Le bénéfice du doute demandé par les défenseurs de l'accusé n'a pas été retenu.
Les défenseurs de l'accusé demandent l'acquittement au bénéfice du doute.
Le procureur général du canton de Vaud a requis vendredi la perpétuité contre l'accusé du triple homicide de Vevey. Eric Cottier a souligné le caractère abominable des actes de cet homme qui s'est déchaîné contre sa mère qui lui refusait de l'argent. Les avocats ont, quant à eux, plaidé la relaxe de leur client.

Toute la matinée, le procureur Eric Cottier s'est appliqué à
passer en revue l'ensemble du crime "horrible" de décembre 2005 à
Vevey. A ses yeux, tout démontre que le fils adoptif de 46 ans a
bien tué sa mère, une amie de celle-ci avant de faire disparaître
sa soeur, avec l'argent comme motivation centrale.



Comme lors du premier procès en juin 2008 à Vevey qui avait
débouché sur une condamnation à la perpétuité, le procureur a
énuméré les éléments à charge. Parmi cette liste, il a placé le
témoignage de la vendeuse en boulangerie qui affirme avoir vendu
des chocolats le samedi 24 décembre entre 16h30 et 17h00 à deux
femmes censées avoir été tuées vers midi.

un témoin "orienté"

Cette vendeuse est "une femme honnête" qui "se trompe mais ne
ment pas", a affirmé Eric Cottier. Son témoignage est pourtant
"dépourvu de toute crédibilité par rapport aux autres pièces du
dossier". Ce n'est qu'un élément parmi beaucoup d'autres et il ne
faut pas le surestimer, a-t-il laissé entendre.

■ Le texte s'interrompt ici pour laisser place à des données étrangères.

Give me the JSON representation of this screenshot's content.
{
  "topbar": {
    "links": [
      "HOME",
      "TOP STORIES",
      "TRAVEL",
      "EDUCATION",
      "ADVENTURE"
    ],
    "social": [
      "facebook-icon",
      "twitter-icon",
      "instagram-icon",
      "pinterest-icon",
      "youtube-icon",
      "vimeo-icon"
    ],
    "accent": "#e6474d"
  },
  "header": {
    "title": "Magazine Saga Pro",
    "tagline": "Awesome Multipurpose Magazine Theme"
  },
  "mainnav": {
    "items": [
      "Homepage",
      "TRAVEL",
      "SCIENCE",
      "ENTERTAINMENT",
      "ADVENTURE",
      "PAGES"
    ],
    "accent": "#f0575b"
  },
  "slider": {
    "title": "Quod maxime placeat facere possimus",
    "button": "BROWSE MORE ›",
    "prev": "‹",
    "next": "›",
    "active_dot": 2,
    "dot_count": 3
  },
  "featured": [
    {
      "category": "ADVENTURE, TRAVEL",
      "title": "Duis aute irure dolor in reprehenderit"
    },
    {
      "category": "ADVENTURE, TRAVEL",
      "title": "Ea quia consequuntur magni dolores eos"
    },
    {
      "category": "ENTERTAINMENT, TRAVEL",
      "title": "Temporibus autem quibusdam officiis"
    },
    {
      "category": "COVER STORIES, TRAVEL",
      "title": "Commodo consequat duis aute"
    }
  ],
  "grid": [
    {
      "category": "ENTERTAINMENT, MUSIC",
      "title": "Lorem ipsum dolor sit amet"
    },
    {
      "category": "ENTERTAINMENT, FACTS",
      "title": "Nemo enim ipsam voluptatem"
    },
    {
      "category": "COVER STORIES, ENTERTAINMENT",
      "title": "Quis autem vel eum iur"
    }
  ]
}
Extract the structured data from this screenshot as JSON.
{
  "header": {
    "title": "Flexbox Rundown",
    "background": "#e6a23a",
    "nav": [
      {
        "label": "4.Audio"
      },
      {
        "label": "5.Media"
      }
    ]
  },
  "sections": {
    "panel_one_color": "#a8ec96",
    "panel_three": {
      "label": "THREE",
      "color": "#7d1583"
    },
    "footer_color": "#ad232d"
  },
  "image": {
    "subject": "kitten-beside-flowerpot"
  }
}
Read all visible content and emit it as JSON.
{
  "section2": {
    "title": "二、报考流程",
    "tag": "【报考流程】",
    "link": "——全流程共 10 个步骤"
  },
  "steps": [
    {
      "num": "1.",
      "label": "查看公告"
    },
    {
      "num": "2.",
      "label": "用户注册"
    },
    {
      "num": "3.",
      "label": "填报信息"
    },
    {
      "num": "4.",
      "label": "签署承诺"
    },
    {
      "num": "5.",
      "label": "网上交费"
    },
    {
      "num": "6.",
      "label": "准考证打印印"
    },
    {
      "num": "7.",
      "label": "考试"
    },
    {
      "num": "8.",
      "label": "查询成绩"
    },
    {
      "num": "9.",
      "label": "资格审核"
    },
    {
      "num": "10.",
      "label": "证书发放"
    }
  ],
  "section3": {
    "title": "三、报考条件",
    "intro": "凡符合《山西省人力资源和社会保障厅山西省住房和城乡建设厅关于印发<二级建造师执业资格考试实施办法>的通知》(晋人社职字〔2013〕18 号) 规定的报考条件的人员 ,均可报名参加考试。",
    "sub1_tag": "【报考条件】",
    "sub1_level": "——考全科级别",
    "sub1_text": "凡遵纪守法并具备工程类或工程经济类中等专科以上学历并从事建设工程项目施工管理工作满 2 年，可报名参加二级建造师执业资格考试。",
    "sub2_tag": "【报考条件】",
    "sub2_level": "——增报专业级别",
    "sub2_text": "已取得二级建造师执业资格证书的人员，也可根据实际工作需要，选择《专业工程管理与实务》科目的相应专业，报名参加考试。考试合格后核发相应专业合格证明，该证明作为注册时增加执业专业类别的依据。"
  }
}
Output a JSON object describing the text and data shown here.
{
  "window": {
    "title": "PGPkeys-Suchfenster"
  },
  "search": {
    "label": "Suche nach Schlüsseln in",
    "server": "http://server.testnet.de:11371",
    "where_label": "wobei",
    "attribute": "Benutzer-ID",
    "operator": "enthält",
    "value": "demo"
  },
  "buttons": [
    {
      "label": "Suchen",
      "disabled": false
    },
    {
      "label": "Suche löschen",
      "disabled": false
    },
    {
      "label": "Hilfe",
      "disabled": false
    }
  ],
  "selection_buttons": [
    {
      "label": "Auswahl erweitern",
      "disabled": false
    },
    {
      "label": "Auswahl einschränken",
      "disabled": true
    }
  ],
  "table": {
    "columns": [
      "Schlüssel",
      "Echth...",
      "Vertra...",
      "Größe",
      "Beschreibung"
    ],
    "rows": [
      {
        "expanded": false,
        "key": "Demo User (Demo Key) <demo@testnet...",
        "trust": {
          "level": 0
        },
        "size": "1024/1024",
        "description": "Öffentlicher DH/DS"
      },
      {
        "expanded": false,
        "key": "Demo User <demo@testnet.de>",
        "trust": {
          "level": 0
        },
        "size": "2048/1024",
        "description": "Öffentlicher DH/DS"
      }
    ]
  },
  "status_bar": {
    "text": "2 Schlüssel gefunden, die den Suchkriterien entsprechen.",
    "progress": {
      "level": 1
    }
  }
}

Face aux problèmes de chronologie posés par les propos de la
vendeuse, le procureur imagine qu'il y eu un glissement entre le 23
et le 24 décembre. Au début, la presse parlait de la première date
pour évoquer le drame, avant de passer au 24.



De plus, selon le procureur, beaucoup d'invraisemblances doivent
être relevées. Il est inconcevable que ces deux femmes se soient
aventurées à faire des derniers achats de Noël dans la cohue de
cette journée, elles n'avaient aucune raison de faire ce trajet à
pied et d'atterrir dans ce magasin, à moins que l'on parle du 23
décembre. Avec cette date, on est en "plein dans le mille", selon
Eric Cottier qui a requis la perpétuité.



Après la charge musclée du matin, la défense s'est attelée
l'après-midi à essayer de réduire à néant les arguments du parquet.
Me Pierre de Preux a dénoncé les défauts de l'acte d'accusation, la
violation du principe de présomption d'innocence et le non-respect
du droit au silence de l'accusé.

Réquisitoire "peu convaincant"

"Je ne vois pas par quel artifice le
témoignage de la boulangère ne serait pas crédible", a poursuivi
l'avocat en mettant en garde contre les erreurs judiciaires.
Celles-ci proviennent souvent des déclarations de l'accusé, a-t-il
assuré en traitant "d'idiot" son client, avec ses propos confus,
parfois contradictoires et ses explications interminables.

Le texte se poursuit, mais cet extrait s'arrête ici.